Elle le mettait au défi de la contredire. Que se passerait-il s’il le faisait ? Il redoutait trop sa réaction pour entrer dans son jeu.

— Je le sais, finit-il par répondre. Et c’est une mauvaise idée. Tu mets ta vie en danger.

— Et alors ? En quoi cela te regarde ?

— Je n’ai pas la moindre envie de te voir te mettre en danger juste parce que tu es trop fière pour te rendre compte que tu fais erreur !

Ils comblaient petit à petit l’espace libre entre eux. La tension s’accumulait à nouveau et avec elle, la chaleur autour de la jeune femme. Marco savait qu’il allait trop loin, qu’elle pouvait exploser à tout moment. Il fallait pourtant que quelqu’un lui ouvre les yeux.

— À la place, tu préfères le faire toi, c’est ça ?

— Ce n’est pas la même chose ! Ma vie n’est pas importante.

Il ne vit pas le poing d’Alara avant qu’il ne s’abatte sur lui. Il recula sous le choc. Sa joue le brûla. Il posa la main dessus, aucune marque. Au moins, elle n’avait pas utilisé ses pouvoirs. Des larmes silencieuses coulaient sur les joues de la jeune femme.

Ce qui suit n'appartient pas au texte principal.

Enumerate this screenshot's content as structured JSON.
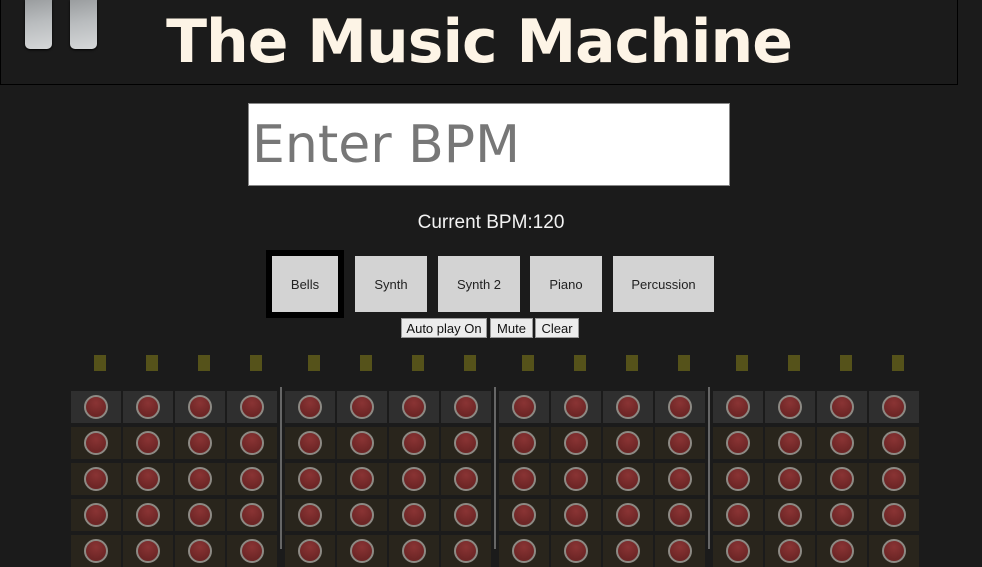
{
  "header": {
    "title": "The Music Machine",
    "pause_icon": "pause-icon"
  },
  "bpm_input": {
    "placeholder": "Enter BPM",
    "value": ""
  },
  "current_bpm": {
    "label": "Current BPM:120"
  },
  "instruments": [
    {
      "label": "Bells",
      "selected": true
    },
    {
      "label": "Synth",
      "selected": false
    },
    {
      "label": "Synth 2",
      "selected": false
    },
    {
      "label": "Piano",
      "selected": false
    },
    {
      "label": "Percussion",
      "selected": false
    }
  ],
  "controls": {
    "autoplay": "Auto play On",
    "mute": "Mute",
    "clear": "Clear"
  },
  "sequencer": {
    "steps": 16,
    "visible_rows": 5,
    "active": [],
    "colors": {
      "indicator": "#55521a",
      "pad": "#7a2b2b",
      "row_highlight": "#2f2f2f",
      "row": "#29251c"
    }
  }
}
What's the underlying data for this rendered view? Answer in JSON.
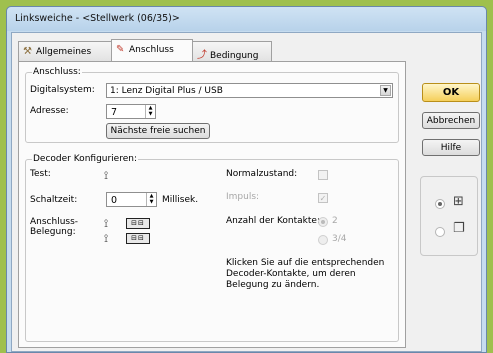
{
  "window": {
    "title": "Linksweiche - <Stellwerk (06/35)>"
  },
  "tabs": [
    {
      "label": "Allgemeines",
      "icon": "tools-icon"
    },
    {
      "label": "Anschluss",
      "icon": "plug-icon",
      "active": true
    },
    {
      "label": "Bedingung",
      "icon": "condition-icon"
    }
  ],
  "anschluss": {
    "legend": "Anschluss:",
    "digitalsystem_label": "Digitalsystem:",
    "digitalsystem_value": "1: Lenz Digital Plus / USB",
    "adresse_label": "Adresse:",
    "adresse_value": "7",
    "next_free_button": "Nächste freie suchen"
  },
  "decoder": {
    "legend": "Decoder Konfigurieren:",
    "test_label": "Test:",
    "schaltzeit_label": "Schaltzeit:",
    "schaltzeit_value": "0",
    "schaltzeit_unit": "Millisek.",
    "belegung_label_1": "Anschluss-",
    "belegung_label_2": "Belegung:",
    "normalzustand_label": "Normalzustand:",
    "impuls_label": "Impuls:",
    "kontakte_label": "Anzahl der Kontakte:",
    "kontakte_option_1": "2",
    "kontakte_option_2": "3/4",
    "hint": "Klicken Sie auf die entsprechenden Decoder-Kontakte, um deren Belegung zu ändern."
  },
  "buttons": {
    "ok": "OK",
    "abbrechen": "Abbrechen",
    "hilfe": "Hilfe"
  },
  "view_options": [
    {
      "icon": "grid-view-icon",
      "selected": true
    },
    {
      "icon": "layers-view-icon",
      "selected": false
    }
  ],
  "colors": {
    "accent_ok": "#f5cf5a",
    "frame": "#c6dcef",
    "background": "#9fc04e"
  }
}
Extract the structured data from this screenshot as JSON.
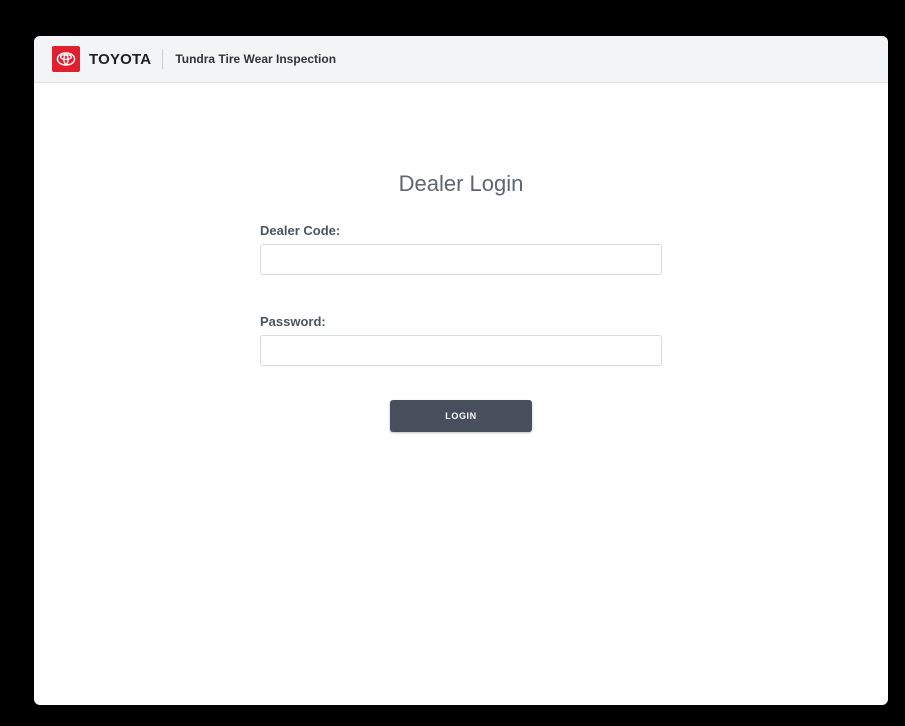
{
  "header": {
    "brand": "TOYOTA",
    "app_name": "Tundra Tire Wear Inspection",
    "logo_color": "#e0202e",
    "logo_icon": "toyota-logo-icon"
  },
  "login": {
    "title": "Dealer Login",
    "dealer_code_label": "Dealer Code:",
    "dealer_code_value": "",
    "password_label": "Password:",
    "password_value": "",
    "button_label": "LOGIN",
    "button_color": "#464f5b"
  }
}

— Elle l’est pour moi, souffla-t-elle.

Marco oublia sa joue meurtrie et ses bonnes résolutions. Il prit la jeune femme dans ses bras. Elle se blottit contre lui, posant sa tête contre sa poitrine. Il enfonça son nez dans l’épaisse chevelure d’Alara. Il inspira profondément, autant pour s’enivrer de son parfum, étrange mélange de rose et d’iode, que pour se calmer.

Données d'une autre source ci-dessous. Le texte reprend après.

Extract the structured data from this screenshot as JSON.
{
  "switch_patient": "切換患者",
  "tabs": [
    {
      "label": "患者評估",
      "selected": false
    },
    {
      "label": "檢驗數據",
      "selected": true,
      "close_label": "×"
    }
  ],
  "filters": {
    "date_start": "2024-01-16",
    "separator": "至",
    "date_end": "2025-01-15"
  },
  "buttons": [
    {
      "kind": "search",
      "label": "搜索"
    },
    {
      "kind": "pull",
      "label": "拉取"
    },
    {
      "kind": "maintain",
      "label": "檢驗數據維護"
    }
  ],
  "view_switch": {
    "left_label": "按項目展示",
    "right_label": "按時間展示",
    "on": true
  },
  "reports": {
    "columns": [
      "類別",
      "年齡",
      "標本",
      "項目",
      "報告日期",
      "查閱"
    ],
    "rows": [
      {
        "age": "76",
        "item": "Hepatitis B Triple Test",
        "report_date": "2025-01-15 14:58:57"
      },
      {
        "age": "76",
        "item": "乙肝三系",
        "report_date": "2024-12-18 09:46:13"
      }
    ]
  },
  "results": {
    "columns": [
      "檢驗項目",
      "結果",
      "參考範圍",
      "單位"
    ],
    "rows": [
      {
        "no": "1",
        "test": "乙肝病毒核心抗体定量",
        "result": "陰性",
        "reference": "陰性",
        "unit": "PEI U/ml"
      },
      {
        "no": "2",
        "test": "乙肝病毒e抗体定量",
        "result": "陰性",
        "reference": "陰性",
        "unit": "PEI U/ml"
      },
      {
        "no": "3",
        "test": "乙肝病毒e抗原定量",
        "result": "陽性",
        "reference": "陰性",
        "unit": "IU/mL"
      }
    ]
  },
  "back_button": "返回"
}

— Tu n’es qu’un idiot, l’entendit-il murmurer.

Il lui releva doucement le menton. Il suivit le sillon tracé par ses larmes du pouce. Ses yeux pâles fixèrent les siens. Ils gardaient toujours cette lueur de défi malgré les pleurs.

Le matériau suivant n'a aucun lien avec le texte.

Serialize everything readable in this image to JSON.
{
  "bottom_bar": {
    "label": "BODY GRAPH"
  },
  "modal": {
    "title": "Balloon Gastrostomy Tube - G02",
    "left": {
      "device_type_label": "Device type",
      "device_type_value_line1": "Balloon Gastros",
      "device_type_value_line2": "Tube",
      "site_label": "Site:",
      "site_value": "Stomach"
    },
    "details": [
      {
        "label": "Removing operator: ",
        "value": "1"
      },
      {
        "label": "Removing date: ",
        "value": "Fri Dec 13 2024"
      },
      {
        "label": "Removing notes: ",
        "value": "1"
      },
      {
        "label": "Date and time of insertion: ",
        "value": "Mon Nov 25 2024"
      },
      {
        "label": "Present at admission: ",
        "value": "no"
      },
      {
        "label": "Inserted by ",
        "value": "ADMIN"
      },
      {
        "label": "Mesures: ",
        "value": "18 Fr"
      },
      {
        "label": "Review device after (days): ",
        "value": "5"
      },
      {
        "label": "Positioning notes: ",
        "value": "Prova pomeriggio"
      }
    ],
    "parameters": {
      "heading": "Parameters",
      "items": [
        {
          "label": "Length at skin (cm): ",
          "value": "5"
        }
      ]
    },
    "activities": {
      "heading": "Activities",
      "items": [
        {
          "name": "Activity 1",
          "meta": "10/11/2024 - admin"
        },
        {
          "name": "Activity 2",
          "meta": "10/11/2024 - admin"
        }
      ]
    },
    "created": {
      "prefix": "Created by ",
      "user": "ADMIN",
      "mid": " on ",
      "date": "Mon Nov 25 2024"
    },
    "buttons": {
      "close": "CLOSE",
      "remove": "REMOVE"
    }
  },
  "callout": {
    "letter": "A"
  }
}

— Je n’ai pas envie qu’il t’arrive quoique se soit, Alara. Pas si je peux l’empêcher.

— Alors ne cherche pas à m’éloigner de Nézia, et de toi.

— Je suppose que je n’ai pas le choix.

Un petit sourire vint illuminer le visage de la jeune femme. Elle avait gagné. Il se maudit de ne pas réussir à lui tenir tête.

— Tu ne l’as pas, confirma-t-elle.

Elle se leva sur la pointe des pieds et l’embrassa. Il répondit à son baiser, la serra encore plus contre lui. Il n’y avait plus la moindre trace de colère en elle. La chaleur qu’elle irradiait les enveloppait tous les deux doucement. Marco oublia le futur siège, les travaux qui n’avançaient pas, la bataille proche et tout ce qu’elle impliquait. Ne comptait pour lui que le moment présent et la jeune femme dans ses bras.